POV: hai fumato, vedi il diavolo e gli dici che è un limone. Ora sei una rana, ti metti a testa in giù e bevi birra direttamente dal fusto. Attorno a te ridono tutti finché non cacci fuori la lingua e catturi una mosca. In una canzone stai scappando da qualcuno che vuole accopparti, in quella dopo sei tu il ricercato. Facciamo che hai un dente che ti fa impazzire di dolore e pensi di strappartelo con una pinza. Anzi, sei strafatto, sbalordito o chissà cos’altro e ripeti in modo ossessivo quattro parole: un-milione-di-dollari. Solo questo: un-milione-di-dollari.
Il mondo è impazzito, tanto vale abbandonarsi al caos, forse anche celebrarlo, sicuramente cantarlo. Gli americani 100 Gecs, vale a dire i quasi trentenni Dylan Brady e Laura Les, lo fanno nel secondo album 10,000 Gecs. È musica che apparentemente non vuole o non riesce più a dare un senso al mondo, ma suggerisce di ballarci su in modo sgraziato e fare headbanging e devastarsi in una festicciola in una casa imballata di ciarpame, alla periferia di tutto. Sono fuochi d’artificio accesi in salotto, come nel video di Hollywood Baby. È il suono giocoso dell’anarchia nel 2023.
La musica dei 100 Gecs somiglia alla nostra vita digitale, un saltabeccare frenetico da un’immagine all’altra, da un suono all’altro, da una cazzata all’altra. È un disco che poteva nascere solo nell’epoca dell’all you can eat musicale, con la storia del pop a portata di clic, pronta per essere frammentata e consumata seguendo la sola logica del gusto personale. E difatti l’album è un grande affastellamento di cose: il pop-punk e lo ska, i campionamenti dell’hip hop e i riff del nu metal, i suonini della chip music e gli staccati dei Primus. È la PC Music portata al Warped Tour.

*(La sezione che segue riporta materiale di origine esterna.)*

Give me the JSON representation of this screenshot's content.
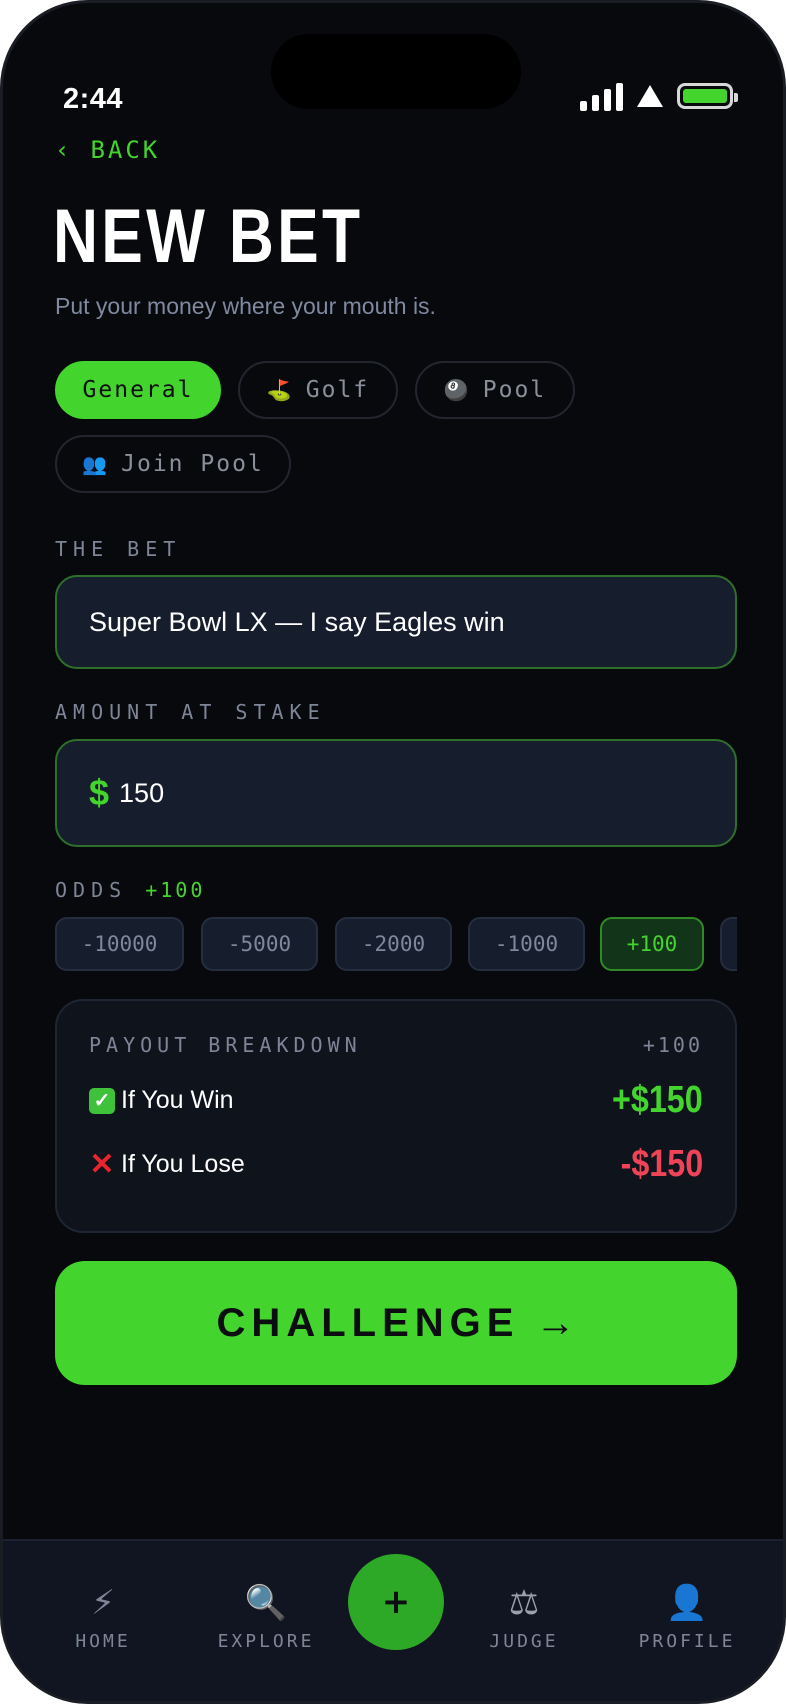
{
  "status": {
    "time": "2:44"
  },
  "nav": {
    "back_label": "BACK",
    "back_icon": "chevron-left-icon"
  },
  "header": {
    "title": "NEW BET",
    "subtitle": "Put your money where your mouth is."
  },
  "categories": [
    {
      "label": "General",
      "icon": "",
      "active": true
    },
    {
      "label": "Golf",
      "icon": "golf-flag-icon",
      "glyph": "⛳",
      "active": false
    },
    {
      "label": "Pool",
      "icon": "eight-ball-icon",
      "glyph": "🎱",
      "active": false
    },
    {
      "label": "Join Pool",
      "icon": "people-icon",
      "glyph": "👥",
      "active": false
    }
  ],
  "bet": {
    "label": "THE BET",
    "value": "Super Bowl LX — I say Eagles win"
  },
  "stake": {
    "label": "AMOUNT AT STAKE",
    "currency": "$",
    "value": "150"
  },
  "odds": {
    "label": "ODDS",
    "selected": "+100",
    "options": [
      "-10000",
      "-5000",
      "-2000",
      "-1000",
      "+100"
    ]
  },
  "payout": {
    "title": "PAYOUT BREAKDOWN",
    "odds": "+100",
    "win_label": "If You Win",
    "win_value": "+$150",
    "lose_label": "If You Lose",
    "lose_value": "-$150"
  },
  "cta": {
    "label": "CHALLENGE",
    "arrow": "→"
  },
  "tabbar": {
    "home": "HOME",
    "explore": "EXPLORE",
    "add": "+",
    "judge": "JUDGE",
    "profile": "PROFILE"
  },
  "colors": {
    "accent": "#43d52d",
    "background": "#08090d",
    "field": "#161d2d",
    "lose": "#ef4457"
  }
}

A differenza di altri album prodotti con lo stesso spirito allegramente anarchico, 10,000 Gecs ha i pezzi. Ed è più tradizionalmente rock del precedente 1000 Gecs grazie al quale il duo è diventato uno dei simboli dell’hyperpop. Da «famolo strano» i due sono passati al «famolo bene». Nel primo c’erano 10 canzoni, 23 minuti, voglia di rimettere dopo averlo ascoltato la prima volta, voglia di rimetterlo dalla seconda in poi. Questo (10 canzoni, 27 minuti) è un disco rock fatto e finito. Altroché hyperpop, è quello che all’inizio degli anni ’90 veniva chiamato alternative rock, con costruzioni musicali interessanti e spesso imprevedibili, un gioco continuo di invenzioni, un batterista tosto come Josh Freese. Prende dal pop schizzato e digitalizzato la tendenza allo spiazzamento continuo, alla posa ironica e alla distorsione delle voci (Les ha preso lezioni di canto e oggi si nasconde meno dietro all’Auto-Tune), dal rap la sfacciataggine e certe cadenze, dall’emo la sensazione che il canto sia sull’orlo del collasso emotivo, quando invece è tutto frutto di un incasinato slancio vitale, di un’iperattività contagiosa.

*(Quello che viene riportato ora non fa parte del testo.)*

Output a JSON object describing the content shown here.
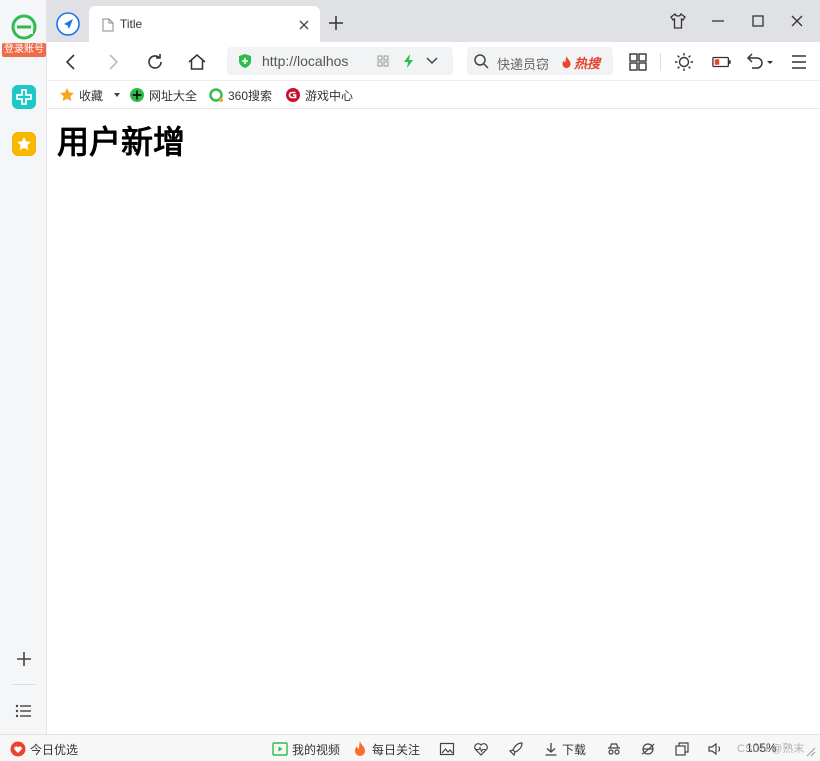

“Non saprai mai nulla di me-me-me” canta Dylan nella giocosa Mememe. Apparentemente, i 100 Gecs se ne fregano del valore supremo del rock tradizionale, vale a dire la sincerità. Forse non per caso il disco è aperto dall’accordo caratteristico della Lucasfilm, la THX Deep Note, come a dirci: occhio, vi state avventurando in un mondo di fantasia, non prendere questa roba troppo sul serio, è fiction. Ogni cosa nella loro musica e nei loro testi è alterata e trasfigurata, grazie al cielo lontana dalla banalità comunicativa del pop di oggi, tutto confessioni tanto dirette quanto pelose. Questa però non è una band da meme, non è uno scherzo ben elaborato. Dietro c’è una musicalità che è raro trovare di questi tempi e c’è il mondo dei due, la loro vita che s’intravede nei testi che a una prima lettura sembrano semplicemente deliranti.
Da quant’è che non si sentiva un disco rock tanto strambo e divertente, esaltante e allo stesso tempo pop, viscerale e spassoso? Così eccitante e ben fatto, insomma? Laura Les e Dylan Brady hanno da tutt’altra formazione anche culturale, eppure 10,000 Gecs è una bella notizia per una musica che da una parte è intossicata dalla nostalgia e dall’altra ha perso la vivacità d’un tempo. Che il rock riparta da questa declinazione dell’assurdismo, ché di retromaniaci e morti viventi non se ne può più.